India sends equipment and team to control Mauritius oil disaster!
Galatta | Aug 16, 2020, 08:34 pm
The year 2020 has been a very difficult one for most people in general! The unprecedented losses to lives, livelihoods and morale due to the COVID-19 Novel Corona Virus Pandemic is something that we haven't even gotten to terms with. There have been numerous natural and man-engineered disasters, other than the Corona Virus too. Recently, a disastrous oil spill along the South East coast of Mauritius, came to light! A Japanese bulk carrier ship ran aground against a coral reef off the coast of Mauritius, in late July. This ship has now been spilling hundreds of tonnes of oil into the ocean, in the environmentally sensitive region, for the past couple of days!
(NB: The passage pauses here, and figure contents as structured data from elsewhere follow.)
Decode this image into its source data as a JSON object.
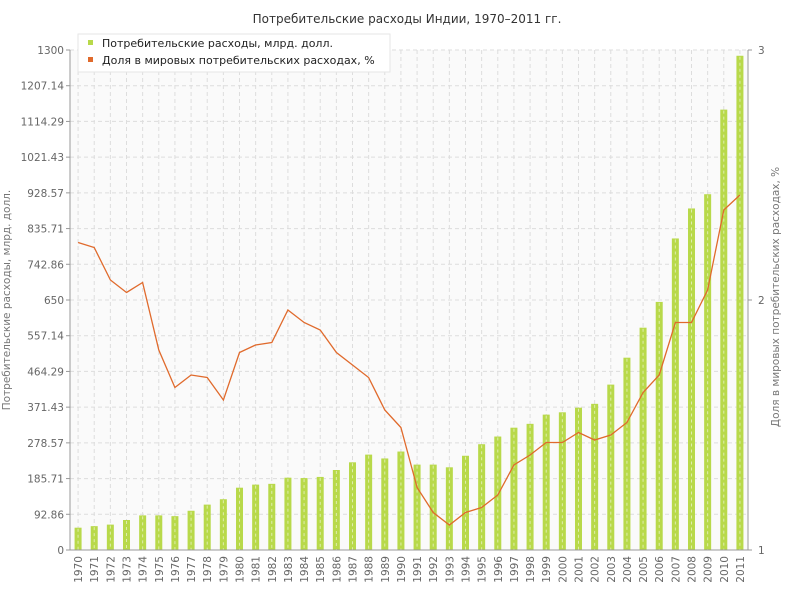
{
  "chart_data": {
    "type": "bar",
    "title": "Потребительские расходы Индии, 1970–2011 гг.",
    "ylabel": "Потребительские расходы, млрд. долл.",
    "y2label": "Доля в мировых потребительских расходах, %",
    "ylim": [
      0,
      1300
    ],
    "y2lim": [
      1,
      3
    ],
    "y_ticks": [
      "0",
      "92.86",
      "185.71",
      "278.57",
      "371.43",
      "464.29",
      "557.14",
      "650",
      "742.86",
      "835.71",
      "928.57",
      "1021.43",
      "1114.29",
      "1207.14",
      "1300"
    ],
    "y2_ticks": [
      "1",
      "2",
      "3"
    ],
    "grid": true,
    "legend_position": "top-left",
    "categories": [
      "1970",
      "1971",
      "1972",
      "1973",
      "1974",
      "1975",
      "1976",
      "1977",
      "1978",
      "1979",
      "1980",
      "1981",
      "1982",
      "1983",
      "1984",
      "1985",
      "1986",
      "1987",
      "1988",
      "1989",
      "1990",
      "1991",
      "1992",
      "1993",
      "1994",
      "1995",
      "1996",
      "1997",
      "1998",
      "1999",
      "2000",
      "2001",
      "2002",
      "2003",
      "2004",
      "2005",
      "2006",
      "2007",
      "2008",
      "2009",
      "2010",
      "2011"
    ],
    "series": [
      {
        "name": "Потребительские расходы, млрд. долл.",
        "type": "bar",
        "axis": "left",
        "color": "#b8d94a",
        "values": [
          58,
          62,
          66,
          78,
          90,
          90,
          88,
          102,
          118,
          132,
          162,
          170,
          172,
          188,
          187,
          190,
          208,
          228,
          248,
          238,
          256,
          222,
          222,
          215,
          245,
          275,
          295,
          318,
          328,
          352,
          358,
          370,
          380,
          430,
          500,
          578,
          645,
          810,
          888,
          925,
          1145,
          1285
        ]
      },
      {
        "name": "Доля в мировых потребительских расходах, %",
        "type": "line",
        "axis": "right",
        "color": "#e06a2c",
        "values": [
          2.23,
          2.21,
          2.08,
          2.03,
          2.07,
          1.8,
          1.65,
          1.7,
          1.69,
          1.6,
          1.79,
          1.82,
          1.83,
          1.96,
          1.91,
          1.88,
          1.79,
          1.74,
          1.69,
          1.56,
          1.49,
          1.25,
          1.15,
          1.1,
          1.15,
          1.17,
          1.22,
          1.34,
          1.38,
          1.43,
          1.43,
          1.47,
          1.44,
          1.46,
          1.51,
          1.63,
          1.7,
          1.91,
          1.91,
          2.04,
          2.36,
          2.42
        ]
      }
    ]
  },
  "legend": {
    "items": [
      {
        "label": "Потребительские расходы, млрд. долл.",
        "color": "#b8d94a"
      },
      {
        "label": "Доля в мировых потребительских расходах, %",
        "color": "#e06a2c"
      }
    ]
  }
}
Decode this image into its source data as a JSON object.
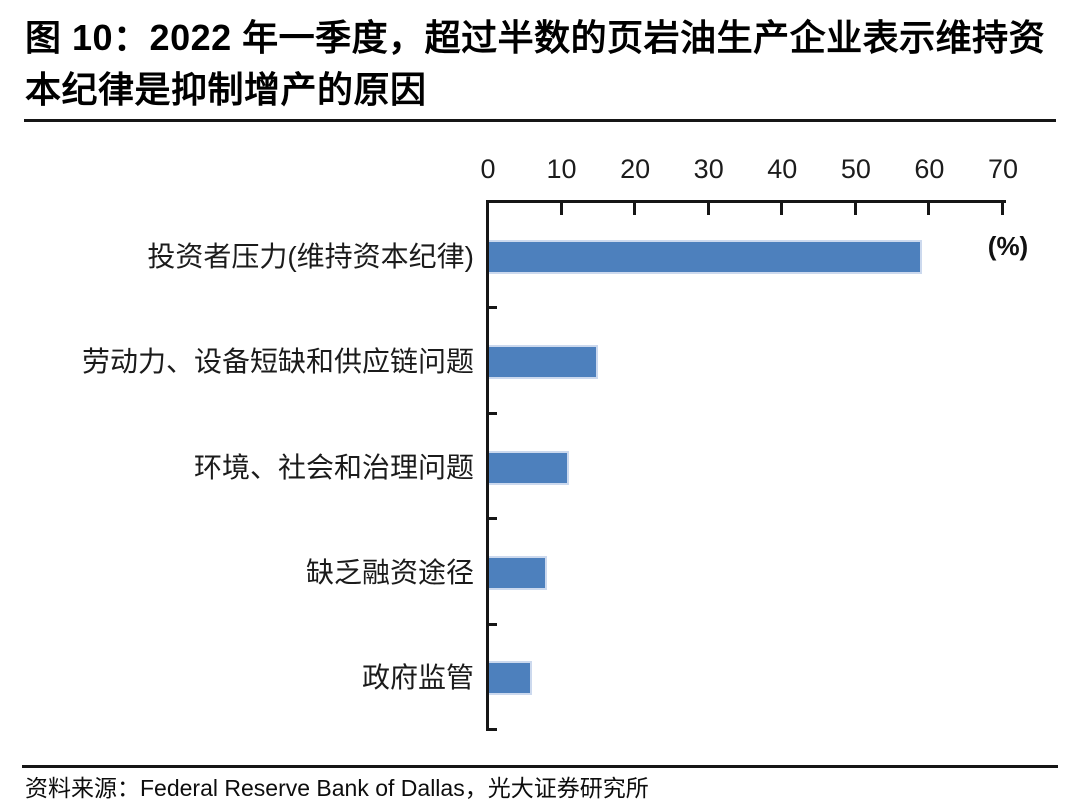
{
  "figure": {
    "title": "图 10：2022 年一季度，超过半数的页岩油生产企业表示维持资本纪律是抑制增产的原因",
    "source": "资料来源：Federal Reserve Bank of Dallas，光大证券研究所"
  },
  "chart_data": {
    "type": "bar",
    "orientation": "horizontal",
    "title": "图 10：2022 年一季度，超过半数的页岩油生产企业表示维持资本纪律是抑制增产的原因",
    "categories": [
      "投资者压力(维持资本纪律)",
      "劳动力、设备短缺和供应链问题",
      "环境、社会和治理问题",
      "缺乏融资途径",
      "政府监管"
    ],
    "values": [
      59,
      15,
      11,
      8,
      6
    ],
    "unit_label": "(%)",
    "xlabel": "",
    "ylabel": "",
    "xlim": [
      0,
      70
    ],
    "x_ticks": [
      0,
      10,
      20,
      30,
      40,
      50,
      60,
      70
    ],
    "grid": false,
    "legend": "none",
    "bar_color": "#4d80bd",
    "axis_color": "#161616"
  }
}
On Saturday, Mauritian authorities revealed that the ship - MV Wakashio broke apart.
The Mauritian Prime Minister Pravind Jugnauth declared a state of environmental emergency last week and sought international assistance to deal with with this difficult situation. Responding to this request, the Indian government has sent 30 tonnes of technical equipment and a team of 10 members to Mauritius, to help deal with this environmental crisis. The Ministry of External Affaires (MEA) released a statement telling, "In response to a request of the government of Mauritius for assistance in dealing with the environmental crisis due to oil spill on its South-East coast, the government of India has dispatched over 30 tonnes of technical equipment and material on board an IAF aircraft to Mauritius to supplement the country's ongoing oil spill containment and salvage operations!"
The statement went on to reveal that the assistance shipment contains specialised equipment including ocean booms, river booms, disc skimmers, heli skimmers, power packs, blowers, salvage barge and oil absorbent graphene pads and other accessories. India has also sent Mauritius essential medicines and other materials to help it deal with the COVID pandemic. The 10-member team sent to Mauritius contains a Technical Response Team of Indian Coast Guard members. Scientists analysing this oil spill are still determining the damage it has caused but state that the impact could affect Mauritius and its tourism-driven economy for decades. Rough weather conditions are making it difficult to remove the remaining oil from the ship. The remainder of the ship after it broke apart, is being gently towed towards high seas by two tugs. This oil spill is considered to be the country's worst ecological disaster ever!